Gorące Costa do Sauipe
Tydzień póżniej „Luki” przeniesie się do Brazylii (8-14 lutego). W Costa do Sauipe na razie jest drugi na liście rezerwowej, ale jest spora szansa, że nie będzie musiał grać eliminacji.
Faworytami imprezy wydają się być Hiszpanie Nicolas Almagro i Juan Carlos Ferrero oraz Brazylijczyk Thomaz Bellucci. Pewnie także w Costa do Sauipe Łukasz i Oli zagrają wspólnie w grze podwójnej. Zgłoszenia do zawodów w przyszłym tygodniu.
Boskie Buenos Aires
Z Brazylii Kubot poleci do Argentyny (15-21 lutego). W kolejnym turnieju na mączce wystąpi w Buenos Aires. Jest obecnie szósty na liście oczekujących.

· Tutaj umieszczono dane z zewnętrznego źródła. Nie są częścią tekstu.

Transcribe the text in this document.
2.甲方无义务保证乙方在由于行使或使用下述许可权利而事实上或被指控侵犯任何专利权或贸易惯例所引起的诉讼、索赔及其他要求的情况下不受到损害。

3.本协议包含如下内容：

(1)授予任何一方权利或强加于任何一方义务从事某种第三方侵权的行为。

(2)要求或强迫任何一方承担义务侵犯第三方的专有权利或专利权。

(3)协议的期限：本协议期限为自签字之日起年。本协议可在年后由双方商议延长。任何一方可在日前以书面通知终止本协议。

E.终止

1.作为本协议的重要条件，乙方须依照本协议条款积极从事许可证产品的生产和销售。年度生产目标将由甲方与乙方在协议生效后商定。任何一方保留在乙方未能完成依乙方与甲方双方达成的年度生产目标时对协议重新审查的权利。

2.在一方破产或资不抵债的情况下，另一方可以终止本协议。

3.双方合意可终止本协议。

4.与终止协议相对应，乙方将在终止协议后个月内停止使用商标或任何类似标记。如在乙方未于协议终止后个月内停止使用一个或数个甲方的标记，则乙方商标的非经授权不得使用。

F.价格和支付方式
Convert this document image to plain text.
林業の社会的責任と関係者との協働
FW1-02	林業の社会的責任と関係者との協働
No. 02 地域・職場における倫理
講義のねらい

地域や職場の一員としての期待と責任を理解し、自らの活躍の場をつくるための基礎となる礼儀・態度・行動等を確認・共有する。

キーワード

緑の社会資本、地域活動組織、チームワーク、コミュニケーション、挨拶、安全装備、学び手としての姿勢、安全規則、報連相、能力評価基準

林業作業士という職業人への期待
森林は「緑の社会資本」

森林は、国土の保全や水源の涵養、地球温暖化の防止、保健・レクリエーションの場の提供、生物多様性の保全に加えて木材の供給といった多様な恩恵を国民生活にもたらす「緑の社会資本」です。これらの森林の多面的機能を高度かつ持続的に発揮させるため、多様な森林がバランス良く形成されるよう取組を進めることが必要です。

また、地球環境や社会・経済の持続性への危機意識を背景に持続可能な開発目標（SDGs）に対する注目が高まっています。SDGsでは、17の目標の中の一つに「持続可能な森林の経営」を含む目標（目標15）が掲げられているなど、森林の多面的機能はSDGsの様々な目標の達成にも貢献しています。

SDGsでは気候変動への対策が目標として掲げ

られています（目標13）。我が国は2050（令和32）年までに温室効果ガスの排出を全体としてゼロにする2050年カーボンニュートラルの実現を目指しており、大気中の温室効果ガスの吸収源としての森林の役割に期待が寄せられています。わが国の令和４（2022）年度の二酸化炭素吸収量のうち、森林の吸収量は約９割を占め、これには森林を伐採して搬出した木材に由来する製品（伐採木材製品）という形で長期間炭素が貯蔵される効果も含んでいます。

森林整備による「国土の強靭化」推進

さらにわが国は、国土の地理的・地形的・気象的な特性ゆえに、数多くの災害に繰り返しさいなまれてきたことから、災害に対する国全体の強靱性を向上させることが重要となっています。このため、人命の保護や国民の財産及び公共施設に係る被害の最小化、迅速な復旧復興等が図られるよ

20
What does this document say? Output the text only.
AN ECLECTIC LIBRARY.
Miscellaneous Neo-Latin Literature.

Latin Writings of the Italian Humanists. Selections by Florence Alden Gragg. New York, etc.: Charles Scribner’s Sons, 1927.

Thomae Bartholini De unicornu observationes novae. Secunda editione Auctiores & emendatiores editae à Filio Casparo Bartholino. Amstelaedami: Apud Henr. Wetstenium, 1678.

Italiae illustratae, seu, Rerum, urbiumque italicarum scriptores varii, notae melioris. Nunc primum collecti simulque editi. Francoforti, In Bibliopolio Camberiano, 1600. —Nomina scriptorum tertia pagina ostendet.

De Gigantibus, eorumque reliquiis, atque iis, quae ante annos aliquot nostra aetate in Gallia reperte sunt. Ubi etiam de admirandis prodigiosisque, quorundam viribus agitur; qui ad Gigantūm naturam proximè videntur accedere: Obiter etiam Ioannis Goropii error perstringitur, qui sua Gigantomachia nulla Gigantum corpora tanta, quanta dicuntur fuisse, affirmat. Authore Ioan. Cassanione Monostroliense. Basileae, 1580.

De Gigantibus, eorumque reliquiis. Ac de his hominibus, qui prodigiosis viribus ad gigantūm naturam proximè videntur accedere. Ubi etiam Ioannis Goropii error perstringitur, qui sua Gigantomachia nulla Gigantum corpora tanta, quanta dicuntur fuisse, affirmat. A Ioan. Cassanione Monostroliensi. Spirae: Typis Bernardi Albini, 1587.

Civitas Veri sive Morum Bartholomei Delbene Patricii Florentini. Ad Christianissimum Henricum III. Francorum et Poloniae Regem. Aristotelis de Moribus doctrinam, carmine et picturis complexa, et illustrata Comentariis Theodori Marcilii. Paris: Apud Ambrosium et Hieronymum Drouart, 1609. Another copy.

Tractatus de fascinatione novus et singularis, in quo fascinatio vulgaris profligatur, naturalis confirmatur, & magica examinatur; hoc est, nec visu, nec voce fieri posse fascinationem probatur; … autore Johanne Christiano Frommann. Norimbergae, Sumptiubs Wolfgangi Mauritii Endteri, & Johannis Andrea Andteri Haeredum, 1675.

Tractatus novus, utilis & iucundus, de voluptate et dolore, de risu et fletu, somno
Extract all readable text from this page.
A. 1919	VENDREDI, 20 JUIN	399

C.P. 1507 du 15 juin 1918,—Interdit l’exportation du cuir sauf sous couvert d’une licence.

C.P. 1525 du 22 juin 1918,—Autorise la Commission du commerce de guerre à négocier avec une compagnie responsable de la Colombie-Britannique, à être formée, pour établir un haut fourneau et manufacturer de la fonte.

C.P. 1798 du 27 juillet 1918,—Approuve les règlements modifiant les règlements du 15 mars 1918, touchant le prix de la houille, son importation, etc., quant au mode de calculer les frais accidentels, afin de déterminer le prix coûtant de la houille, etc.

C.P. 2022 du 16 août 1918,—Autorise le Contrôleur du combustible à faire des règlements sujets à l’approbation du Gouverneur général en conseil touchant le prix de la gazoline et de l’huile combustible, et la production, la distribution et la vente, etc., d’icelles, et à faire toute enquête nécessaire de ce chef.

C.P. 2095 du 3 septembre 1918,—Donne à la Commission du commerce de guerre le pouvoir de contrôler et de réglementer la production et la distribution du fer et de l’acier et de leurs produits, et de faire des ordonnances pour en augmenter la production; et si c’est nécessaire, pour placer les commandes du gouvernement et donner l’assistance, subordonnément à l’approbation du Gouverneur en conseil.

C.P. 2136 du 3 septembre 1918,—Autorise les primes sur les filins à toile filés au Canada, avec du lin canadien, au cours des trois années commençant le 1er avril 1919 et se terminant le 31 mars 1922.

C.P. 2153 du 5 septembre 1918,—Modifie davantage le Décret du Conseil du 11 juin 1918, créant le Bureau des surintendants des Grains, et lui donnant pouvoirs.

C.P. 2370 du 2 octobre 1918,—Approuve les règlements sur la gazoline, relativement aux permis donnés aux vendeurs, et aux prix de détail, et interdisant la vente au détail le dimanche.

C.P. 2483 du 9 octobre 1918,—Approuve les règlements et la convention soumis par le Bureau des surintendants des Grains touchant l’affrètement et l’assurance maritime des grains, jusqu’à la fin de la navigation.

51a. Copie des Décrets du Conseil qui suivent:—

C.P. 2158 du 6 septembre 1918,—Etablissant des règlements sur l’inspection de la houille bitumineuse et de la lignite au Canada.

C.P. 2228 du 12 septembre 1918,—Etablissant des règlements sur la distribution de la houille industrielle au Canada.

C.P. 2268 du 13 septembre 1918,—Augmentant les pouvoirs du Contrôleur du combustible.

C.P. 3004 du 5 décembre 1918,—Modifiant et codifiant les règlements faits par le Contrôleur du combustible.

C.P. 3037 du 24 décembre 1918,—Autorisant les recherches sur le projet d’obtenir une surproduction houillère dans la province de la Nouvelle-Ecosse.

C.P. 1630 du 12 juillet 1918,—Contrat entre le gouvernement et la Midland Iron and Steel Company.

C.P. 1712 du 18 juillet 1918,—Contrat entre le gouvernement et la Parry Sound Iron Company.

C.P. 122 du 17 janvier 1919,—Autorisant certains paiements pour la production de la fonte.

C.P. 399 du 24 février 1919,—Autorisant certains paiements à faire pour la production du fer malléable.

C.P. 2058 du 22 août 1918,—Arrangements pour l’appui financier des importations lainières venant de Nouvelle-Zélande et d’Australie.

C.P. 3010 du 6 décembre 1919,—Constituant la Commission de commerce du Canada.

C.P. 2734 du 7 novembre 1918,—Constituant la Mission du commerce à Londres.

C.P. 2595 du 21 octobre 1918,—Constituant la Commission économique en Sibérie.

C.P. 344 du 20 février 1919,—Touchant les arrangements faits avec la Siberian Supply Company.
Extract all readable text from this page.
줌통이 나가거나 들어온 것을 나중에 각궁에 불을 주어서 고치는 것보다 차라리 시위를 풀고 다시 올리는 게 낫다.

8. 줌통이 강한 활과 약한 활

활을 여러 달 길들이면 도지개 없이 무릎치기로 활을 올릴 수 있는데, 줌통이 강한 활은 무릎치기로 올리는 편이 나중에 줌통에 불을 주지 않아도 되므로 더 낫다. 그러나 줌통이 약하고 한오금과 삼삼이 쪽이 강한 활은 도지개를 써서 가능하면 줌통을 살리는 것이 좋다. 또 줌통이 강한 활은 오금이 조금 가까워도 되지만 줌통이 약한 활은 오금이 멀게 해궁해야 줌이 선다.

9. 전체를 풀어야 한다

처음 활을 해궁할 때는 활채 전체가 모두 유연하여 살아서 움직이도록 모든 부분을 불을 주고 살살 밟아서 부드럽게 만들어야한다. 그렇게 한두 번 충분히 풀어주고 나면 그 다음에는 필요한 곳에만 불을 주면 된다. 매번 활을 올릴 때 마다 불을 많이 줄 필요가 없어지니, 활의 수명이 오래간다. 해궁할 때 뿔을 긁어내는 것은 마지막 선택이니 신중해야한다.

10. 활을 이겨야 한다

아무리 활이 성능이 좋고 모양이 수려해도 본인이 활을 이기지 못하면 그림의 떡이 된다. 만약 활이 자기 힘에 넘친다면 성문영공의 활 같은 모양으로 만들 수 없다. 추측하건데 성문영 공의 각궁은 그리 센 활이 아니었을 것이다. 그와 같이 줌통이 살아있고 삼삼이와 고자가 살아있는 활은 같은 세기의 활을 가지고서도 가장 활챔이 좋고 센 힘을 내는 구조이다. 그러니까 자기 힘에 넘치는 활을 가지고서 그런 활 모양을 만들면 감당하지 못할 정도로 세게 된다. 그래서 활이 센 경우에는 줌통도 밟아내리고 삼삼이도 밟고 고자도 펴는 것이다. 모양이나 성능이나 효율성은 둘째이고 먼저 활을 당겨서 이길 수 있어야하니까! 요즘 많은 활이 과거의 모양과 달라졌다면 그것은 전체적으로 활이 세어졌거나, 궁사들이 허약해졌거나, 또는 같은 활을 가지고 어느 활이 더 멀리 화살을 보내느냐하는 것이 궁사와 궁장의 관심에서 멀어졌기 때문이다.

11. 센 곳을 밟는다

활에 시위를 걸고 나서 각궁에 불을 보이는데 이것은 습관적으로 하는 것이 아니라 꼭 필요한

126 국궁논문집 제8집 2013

Gwiazdami imprezy mają być Hiszpanie David Ferrer i Carlos Moya.
Zobaczyć Acapulco
Kubot zakończy w Argentynie starty w Ameryce Południowej. Przeniesie się do Meksyku (22-28 lutego). Zostanie jednak na kortach ziemnych.
Jest tam na razie piąty na liście rezerwowej. Występ w tej pięknej miejscowości zapowiadają Gonzalez, Gael Monfils, Sam Querrey czy John Isner.
Z Meksyku Kubot przyleci prosto do Polski. Wystąpi w dniach 5-7 marca w meczu Pucharu Davisa pomiędzy Polakami i Finami.